Si 27 % des parents cherchent à connaître les activités de leur progéniture sur Internet, à peine 13 % des adolescents affirment que leurs parents contrôlent réellement ce qu’ils y font, et cela s’applique surtout dans le cas des plus jeunes. Les parents s’empressent habituellement de contrôler les allées et venues de leurs ados à la maison. Oublieraient-ils qu’Internet est aussi une porte vers le monde extérieur?

Encore plus surprenant, voire même inquiétant, près de 32 % des jeunes disposent d'un accès personnel à Internet dans leur chambre à coucher. Ils peuvent donc naviguer à l’abri de tous les regards.

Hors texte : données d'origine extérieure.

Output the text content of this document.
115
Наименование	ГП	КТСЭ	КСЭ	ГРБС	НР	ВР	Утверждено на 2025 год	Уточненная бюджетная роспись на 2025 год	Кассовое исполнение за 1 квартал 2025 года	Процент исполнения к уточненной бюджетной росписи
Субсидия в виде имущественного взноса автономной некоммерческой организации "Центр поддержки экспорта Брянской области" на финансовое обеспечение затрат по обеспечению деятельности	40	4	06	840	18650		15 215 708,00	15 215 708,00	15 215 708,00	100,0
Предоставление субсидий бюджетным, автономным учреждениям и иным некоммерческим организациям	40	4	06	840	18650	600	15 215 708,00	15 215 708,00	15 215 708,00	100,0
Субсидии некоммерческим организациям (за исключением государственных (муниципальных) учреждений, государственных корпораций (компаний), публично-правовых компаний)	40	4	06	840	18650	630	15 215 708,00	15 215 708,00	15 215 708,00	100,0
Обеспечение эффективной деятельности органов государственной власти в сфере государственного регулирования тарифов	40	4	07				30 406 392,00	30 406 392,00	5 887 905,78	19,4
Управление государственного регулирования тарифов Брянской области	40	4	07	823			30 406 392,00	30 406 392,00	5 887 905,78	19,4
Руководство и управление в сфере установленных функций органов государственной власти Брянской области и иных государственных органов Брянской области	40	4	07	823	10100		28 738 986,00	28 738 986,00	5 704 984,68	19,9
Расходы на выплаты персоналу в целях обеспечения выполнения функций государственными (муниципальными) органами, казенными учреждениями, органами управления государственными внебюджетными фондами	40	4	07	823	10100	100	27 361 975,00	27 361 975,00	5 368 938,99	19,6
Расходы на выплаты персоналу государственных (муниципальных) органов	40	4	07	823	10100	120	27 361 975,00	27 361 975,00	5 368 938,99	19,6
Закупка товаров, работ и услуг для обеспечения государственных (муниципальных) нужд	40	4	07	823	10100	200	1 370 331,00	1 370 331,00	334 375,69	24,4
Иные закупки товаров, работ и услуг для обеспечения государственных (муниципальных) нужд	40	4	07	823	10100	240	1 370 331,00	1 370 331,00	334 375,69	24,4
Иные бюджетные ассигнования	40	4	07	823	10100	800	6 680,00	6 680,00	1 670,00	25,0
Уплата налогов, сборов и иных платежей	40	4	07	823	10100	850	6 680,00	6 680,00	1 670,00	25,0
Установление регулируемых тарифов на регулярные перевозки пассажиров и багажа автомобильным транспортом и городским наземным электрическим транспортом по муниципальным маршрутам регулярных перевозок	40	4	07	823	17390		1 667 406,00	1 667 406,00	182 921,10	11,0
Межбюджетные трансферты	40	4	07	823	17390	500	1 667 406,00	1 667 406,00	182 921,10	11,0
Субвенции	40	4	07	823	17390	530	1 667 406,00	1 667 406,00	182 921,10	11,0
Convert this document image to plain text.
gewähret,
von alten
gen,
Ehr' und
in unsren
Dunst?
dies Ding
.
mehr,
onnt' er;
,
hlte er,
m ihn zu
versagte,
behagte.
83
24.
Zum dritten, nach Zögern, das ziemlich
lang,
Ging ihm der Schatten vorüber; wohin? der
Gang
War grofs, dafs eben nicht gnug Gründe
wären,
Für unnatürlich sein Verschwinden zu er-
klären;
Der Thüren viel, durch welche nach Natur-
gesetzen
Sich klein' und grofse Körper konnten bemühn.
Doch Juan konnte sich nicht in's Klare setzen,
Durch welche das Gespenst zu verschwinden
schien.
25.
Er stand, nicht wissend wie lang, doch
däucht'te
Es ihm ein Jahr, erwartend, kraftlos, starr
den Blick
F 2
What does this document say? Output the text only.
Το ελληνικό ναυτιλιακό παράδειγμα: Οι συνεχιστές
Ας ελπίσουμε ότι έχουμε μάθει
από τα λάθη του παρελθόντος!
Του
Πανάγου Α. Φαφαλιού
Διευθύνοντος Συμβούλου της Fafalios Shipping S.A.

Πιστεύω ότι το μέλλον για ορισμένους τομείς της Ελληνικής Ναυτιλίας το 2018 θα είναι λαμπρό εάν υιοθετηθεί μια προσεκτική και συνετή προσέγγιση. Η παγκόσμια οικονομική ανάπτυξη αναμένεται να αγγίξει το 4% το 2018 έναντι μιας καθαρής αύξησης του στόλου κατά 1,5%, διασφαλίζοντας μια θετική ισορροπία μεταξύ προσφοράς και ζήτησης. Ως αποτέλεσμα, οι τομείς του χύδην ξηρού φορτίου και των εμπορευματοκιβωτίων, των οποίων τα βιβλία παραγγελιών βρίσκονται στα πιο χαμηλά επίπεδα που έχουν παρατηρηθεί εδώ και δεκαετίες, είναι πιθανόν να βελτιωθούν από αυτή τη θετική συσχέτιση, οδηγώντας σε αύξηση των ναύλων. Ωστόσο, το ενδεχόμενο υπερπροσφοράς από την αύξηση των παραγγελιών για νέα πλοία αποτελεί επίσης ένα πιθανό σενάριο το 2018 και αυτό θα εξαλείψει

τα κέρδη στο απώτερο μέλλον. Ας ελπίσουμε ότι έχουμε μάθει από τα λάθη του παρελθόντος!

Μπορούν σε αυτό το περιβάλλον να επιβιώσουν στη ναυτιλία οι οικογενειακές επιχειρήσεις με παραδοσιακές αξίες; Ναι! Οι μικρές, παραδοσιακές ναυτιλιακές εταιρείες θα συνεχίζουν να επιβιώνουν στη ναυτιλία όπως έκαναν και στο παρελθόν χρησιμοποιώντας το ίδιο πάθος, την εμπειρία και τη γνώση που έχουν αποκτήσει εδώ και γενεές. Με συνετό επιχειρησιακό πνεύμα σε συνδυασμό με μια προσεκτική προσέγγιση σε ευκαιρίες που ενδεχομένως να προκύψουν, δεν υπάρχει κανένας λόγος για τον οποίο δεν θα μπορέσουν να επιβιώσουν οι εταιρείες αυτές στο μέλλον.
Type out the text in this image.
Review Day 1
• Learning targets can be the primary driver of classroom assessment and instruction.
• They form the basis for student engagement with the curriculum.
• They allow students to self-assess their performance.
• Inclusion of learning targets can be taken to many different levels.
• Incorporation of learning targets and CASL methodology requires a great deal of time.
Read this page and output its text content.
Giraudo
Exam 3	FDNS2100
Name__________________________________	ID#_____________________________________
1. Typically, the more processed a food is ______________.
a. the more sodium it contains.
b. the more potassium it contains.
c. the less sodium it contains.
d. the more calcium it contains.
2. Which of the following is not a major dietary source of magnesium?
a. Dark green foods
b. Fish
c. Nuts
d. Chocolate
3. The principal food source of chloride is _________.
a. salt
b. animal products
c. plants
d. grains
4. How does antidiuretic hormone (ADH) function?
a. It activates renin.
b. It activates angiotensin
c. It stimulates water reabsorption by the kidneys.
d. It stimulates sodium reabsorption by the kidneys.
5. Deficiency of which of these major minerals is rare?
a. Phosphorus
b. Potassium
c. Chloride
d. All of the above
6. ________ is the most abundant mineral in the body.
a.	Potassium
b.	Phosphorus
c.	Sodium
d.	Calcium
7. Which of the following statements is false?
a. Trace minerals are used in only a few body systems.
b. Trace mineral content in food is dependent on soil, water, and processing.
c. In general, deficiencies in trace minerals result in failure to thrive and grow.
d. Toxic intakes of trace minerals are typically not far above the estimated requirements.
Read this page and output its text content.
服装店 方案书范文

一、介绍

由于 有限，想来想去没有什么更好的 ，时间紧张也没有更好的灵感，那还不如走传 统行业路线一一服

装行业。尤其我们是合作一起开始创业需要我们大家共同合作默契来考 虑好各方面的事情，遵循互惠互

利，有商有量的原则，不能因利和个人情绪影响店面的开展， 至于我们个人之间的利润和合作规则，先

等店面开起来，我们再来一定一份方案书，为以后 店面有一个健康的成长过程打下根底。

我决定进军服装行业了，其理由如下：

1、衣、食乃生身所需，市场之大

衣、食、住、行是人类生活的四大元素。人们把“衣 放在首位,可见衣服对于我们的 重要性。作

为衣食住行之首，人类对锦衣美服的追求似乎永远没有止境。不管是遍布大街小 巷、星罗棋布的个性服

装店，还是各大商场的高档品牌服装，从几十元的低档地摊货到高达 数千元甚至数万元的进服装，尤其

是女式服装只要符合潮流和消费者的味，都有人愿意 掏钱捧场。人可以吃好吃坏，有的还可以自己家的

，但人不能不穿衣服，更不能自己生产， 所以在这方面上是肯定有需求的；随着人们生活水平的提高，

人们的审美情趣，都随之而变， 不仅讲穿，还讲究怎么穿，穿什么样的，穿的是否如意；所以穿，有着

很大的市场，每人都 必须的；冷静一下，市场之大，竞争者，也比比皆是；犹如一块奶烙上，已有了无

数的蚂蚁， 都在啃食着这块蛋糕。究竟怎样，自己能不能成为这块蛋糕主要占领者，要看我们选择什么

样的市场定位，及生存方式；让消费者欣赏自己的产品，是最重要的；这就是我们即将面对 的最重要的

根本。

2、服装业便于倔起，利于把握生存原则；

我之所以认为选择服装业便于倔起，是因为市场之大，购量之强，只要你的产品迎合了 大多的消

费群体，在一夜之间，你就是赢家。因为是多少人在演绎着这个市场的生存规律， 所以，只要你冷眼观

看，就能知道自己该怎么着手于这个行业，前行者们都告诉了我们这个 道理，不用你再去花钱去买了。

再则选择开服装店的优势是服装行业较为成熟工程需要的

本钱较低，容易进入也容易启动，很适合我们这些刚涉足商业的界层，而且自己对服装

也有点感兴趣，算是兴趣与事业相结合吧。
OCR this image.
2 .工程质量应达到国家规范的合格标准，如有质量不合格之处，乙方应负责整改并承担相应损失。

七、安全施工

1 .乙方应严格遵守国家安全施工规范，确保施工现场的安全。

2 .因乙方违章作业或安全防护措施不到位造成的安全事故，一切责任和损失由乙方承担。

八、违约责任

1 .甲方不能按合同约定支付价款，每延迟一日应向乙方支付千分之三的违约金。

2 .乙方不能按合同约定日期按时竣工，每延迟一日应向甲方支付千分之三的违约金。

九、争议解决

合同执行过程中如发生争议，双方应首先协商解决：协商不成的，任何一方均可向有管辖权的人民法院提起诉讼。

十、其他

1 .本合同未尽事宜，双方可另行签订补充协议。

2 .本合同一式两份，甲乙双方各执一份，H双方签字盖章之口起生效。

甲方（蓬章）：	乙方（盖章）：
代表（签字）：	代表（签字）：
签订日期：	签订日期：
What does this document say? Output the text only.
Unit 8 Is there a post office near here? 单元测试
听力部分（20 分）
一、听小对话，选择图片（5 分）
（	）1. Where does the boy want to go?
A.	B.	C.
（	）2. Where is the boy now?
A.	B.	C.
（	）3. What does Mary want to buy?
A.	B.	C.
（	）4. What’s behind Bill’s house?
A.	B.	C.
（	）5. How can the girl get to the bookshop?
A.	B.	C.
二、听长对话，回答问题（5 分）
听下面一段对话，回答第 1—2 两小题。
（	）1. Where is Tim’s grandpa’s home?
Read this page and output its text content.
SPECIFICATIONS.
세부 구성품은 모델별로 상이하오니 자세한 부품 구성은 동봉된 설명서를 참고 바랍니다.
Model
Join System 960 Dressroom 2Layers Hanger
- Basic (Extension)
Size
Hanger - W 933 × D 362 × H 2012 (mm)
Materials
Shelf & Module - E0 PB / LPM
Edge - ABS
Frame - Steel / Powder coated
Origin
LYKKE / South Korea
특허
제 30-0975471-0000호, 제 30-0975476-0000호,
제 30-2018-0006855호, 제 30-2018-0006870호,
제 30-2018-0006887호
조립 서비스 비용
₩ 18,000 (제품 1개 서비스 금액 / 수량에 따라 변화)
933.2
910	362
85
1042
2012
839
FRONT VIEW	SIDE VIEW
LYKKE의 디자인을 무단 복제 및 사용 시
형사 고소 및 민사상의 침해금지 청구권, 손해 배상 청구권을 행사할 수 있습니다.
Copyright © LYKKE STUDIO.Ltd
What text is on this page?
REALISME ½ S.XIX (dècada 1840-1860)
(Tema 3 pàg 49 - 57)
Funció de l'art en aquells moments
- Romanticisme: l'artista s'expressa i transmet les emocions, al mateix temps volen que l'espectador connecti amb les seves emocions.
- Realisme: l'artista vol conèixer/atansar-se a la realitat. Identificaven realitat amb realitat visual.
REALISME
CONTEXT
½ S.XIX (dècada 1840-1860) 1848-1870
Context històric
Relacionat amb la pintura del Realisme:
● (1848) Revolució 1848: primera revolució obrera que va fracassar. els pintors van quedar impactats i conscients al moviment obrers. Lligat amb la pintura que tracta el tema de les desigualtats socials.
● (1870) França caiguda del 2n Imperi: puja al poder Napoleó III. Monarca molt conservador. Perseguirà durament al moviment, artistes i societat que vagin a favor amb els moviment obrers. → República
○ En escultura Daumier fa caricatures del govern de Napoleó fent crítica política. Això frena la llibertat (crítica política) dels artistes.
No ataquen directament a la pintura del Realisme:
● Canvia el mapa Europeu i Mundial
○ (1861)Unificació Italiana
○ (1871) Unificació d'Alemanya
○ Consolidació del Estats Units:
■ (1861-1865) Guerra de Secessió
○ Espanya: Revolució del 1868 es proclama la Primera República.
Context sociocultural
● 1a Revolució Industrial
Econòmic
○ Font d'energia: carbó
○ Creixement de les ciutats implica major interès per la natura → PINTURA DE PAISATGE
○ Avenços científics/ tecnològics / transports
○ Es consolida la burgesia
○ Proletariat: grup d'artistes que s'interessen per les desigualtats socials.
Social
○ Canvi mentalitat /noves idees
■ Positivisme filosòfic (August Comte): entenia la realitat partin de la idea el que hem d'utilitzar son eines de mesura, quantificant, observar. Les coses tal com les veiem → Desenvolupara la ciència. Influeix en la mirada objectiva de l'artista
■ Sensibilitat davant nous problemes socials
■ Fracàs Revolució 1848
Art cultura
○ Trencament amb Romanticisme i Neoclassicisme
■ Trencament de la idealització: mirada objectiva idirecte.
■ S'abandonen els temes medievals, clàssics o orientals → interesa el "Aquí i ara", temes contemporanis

Cette grande liberté et cette preuve de confiance (s’agirait-il plutôt d’un désintéressement?) est apprécié par les jeunes, mais il faut se demander si elle n’est pas exagérée…

Bien que les jeunes n’en aient pas envie, il est urgent que les parents mettent le nez dans leur ordinateur personnel. Ils ne s’agit pas de se mettre à faire la chasse aux sorcières (la majorité des jeunes utilise le Net de façon appropriée), mais puisqu’Internet est un élément central de la vie des jeunes Québécois, un peu d’accompagnement serait certainement de mise… comme pour le reste des activités régulières des jeunes. Pour cela, on ne peut pas renvoyer la balle à l’école car, malheureusement, l’éducation aux médias (et particulièrement à Internet) y est encore largement déficiente.

Signalons en terminant que les activités d’animation et de formation dans les écoles de Carrefour éducation et le nouveau guide pratique de l’École branchée se veulent justement des outils concrets d’éducation à l’utilisation d’Internet pour les jeunes, les parents et les enseignants.